Michael Gonchar’s science lesson plans – ‘Endangered Orangutans and the Palm Oil Industry: An Environmental Science Case Study’ – was published on Nov 9 in the New York Times. In it, he presents students with ‘an environmental quandary to discuss and debate — a case study about the best way to protect [the orang utan], given the wave of deforestation shrinking their natural habitat in Southeast Asia’.
In the Going Further section, he suggests ideas for action to be responsible consumers, as well as ‘researching other environmental and human costs of palm oil production, and weighing the economic benefits of a multibillion-dollar industry against its costs’.
We generally agree with his statement that ‘there’s an argument to be made against all-out palm oil boycotts’. We thank him for calling attention to the need for more education.
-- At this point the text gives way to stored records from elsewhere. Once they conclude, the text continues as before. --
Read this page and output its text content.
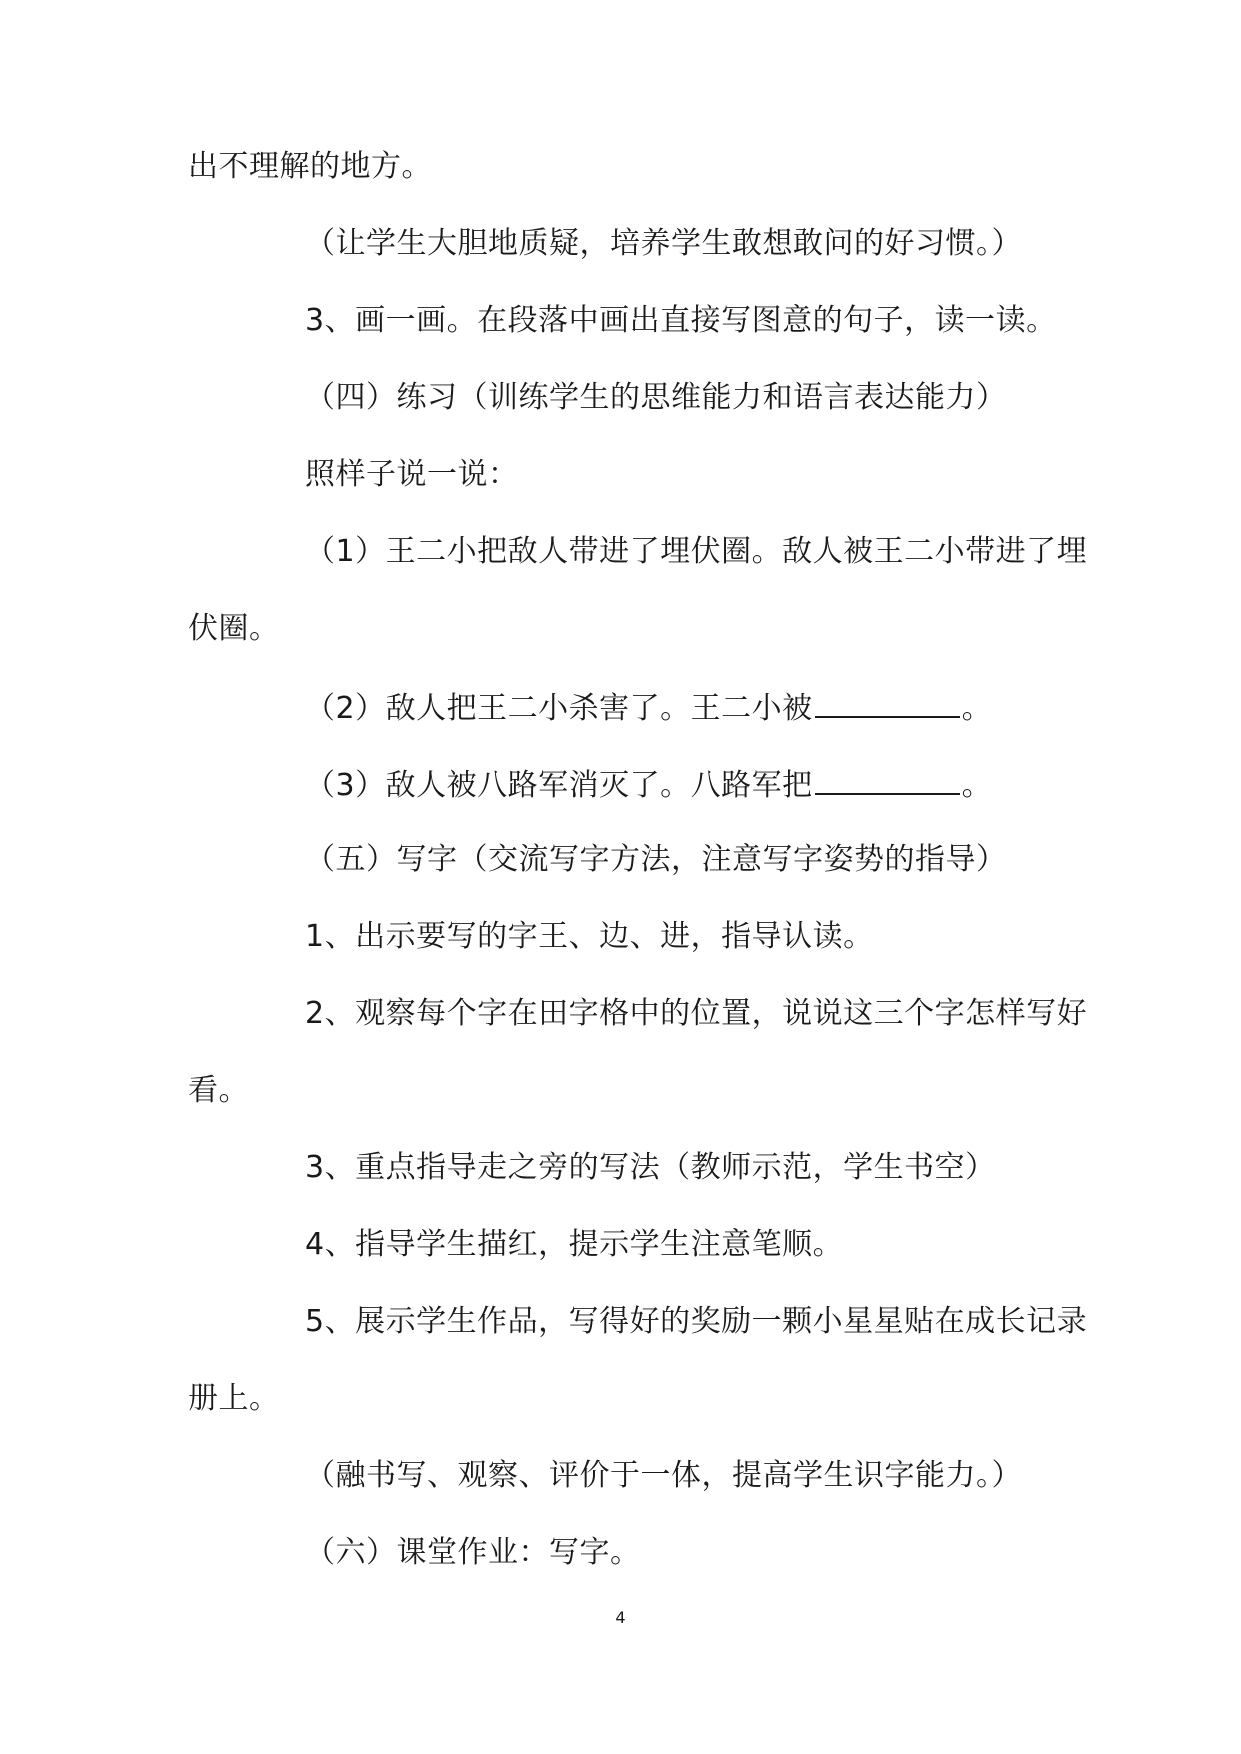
出不理解的地方。
（让学生大胆地质疑，培养学生敢想敢问的好习惯。）
3、画一画。在段落中画出直接写图意的句子，读一读。
（四）练习（训练学生的思维能力和语言表达能力）
照样子说一说：
（1）王二小把敌人带进了埋伏圈。敌人被王二小带进了埋
伏圈。
（2）敌人把王二小杀害了。王二小被	。
（3）敌人被八路军消灭了。八路军把	。
（五）写字（交流写字方法，注意写字姿势的指导）
1、出示要写的字王、边、进，指导认读。
2、观察每个字在田字格中的位置，说说这三个字怎样写好
看。
3、重点指导走之旁的写法（教师示范，学生书空）
4、指导学生描红，提示学生注意笔顺。
5、展示学生作品，写得好的奖励一颗小星星贴在成长记录
册上。
（融书写、观察、评价于一体，提高学生识字能力。）
（六）课堂作业：写字。
4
The best solution for protecting Malaysia’s wildlife and rainforests is to support stronger standards and to beef up enforcement of legislation. One way to do this is by supporting the global use of certified sustainable palm oil, produced in compliance with stringent laws protecting wildlife, the environment and the livelihood of small farmers.
Until recent years, most of the palm oil used in the US was sustainably produced in Malaysia, a recognised leader in responsible production. The Malaysian government and palm oil industry are committed to maintaining our market share over other producers by choosing the certified sustainability and non-conflict routes. These actions have a strong potential of disengagement from many negative environmental practice perceptions currently associated with the industry.
As Gonchar notes, some oil palm cultivation has resulted in the conversion of forests in producer countries. The Malaysian case is often taken as a point for more positive reference in the development of the industry. Oil palm plantations occupy only legal, properly-zoned agricultural land. Environment Impact Assessment studies are required to avoid high-conservation value areas.
High-yielding trees produce oil-rich fruit for more than 25 years before needing to be replaced. And when it is time to replant, open burning is not allowed. Much of Malaysia’s forest land remains protected, and current national forest cover has been acknowledged at nearly 56% of the total land area. At the 1992 Earth Summit, Malaysia had pledged to keep at least half of its land under forest cover. It has kept that promise despite becoming a major global palm oil producer.
Malaysia’s oil palm plantations are actually carbon sinks that are efficient at absorbing carbon dioxide. While the media and persons such as Gonchar are critical of our practices, can they truly equate such measures in many Western countries including the US and Canada?
The orang utan is not native to Peninsular Malaysia. Most of Malaysia’s nearly 13,000 orang utan in the states of Sabah and Sarawak live on the island of Borneo’s protected forests. The wildlife and forestry authorities in these states have taken necessary measures, so now the wild population lives mostly inside the protected area.
However human-animal conflict still occurs, and we are ramping up efforts to ensure that the precious orang utan remains protected – the penalty for endangering these animals now includes imposition of a hefty fine along with a possible jail term for all offenders.
Gonchar questions the wisdom of palm oil industry-supported wildlife protection efforts. He must also wise up to the fact that conservation efforts need adequate funding, including the need for strong enforcement on the ground. While he may be critical about funding from the palm oil industry, in reality our funding has helped to create a much needed balance.
For example, we are actively funding the Wildlife Rescue Unit in Sabah. The two dozen rangers are on patrol 24/7, responding to all sorts of calls and emergencies, including difficult elephant translocations to ensure these animals are not in harm’s way. Maybe the likes of Gonchar and the New York Times should similarly consider funding collaboration, rather than merely talk about it.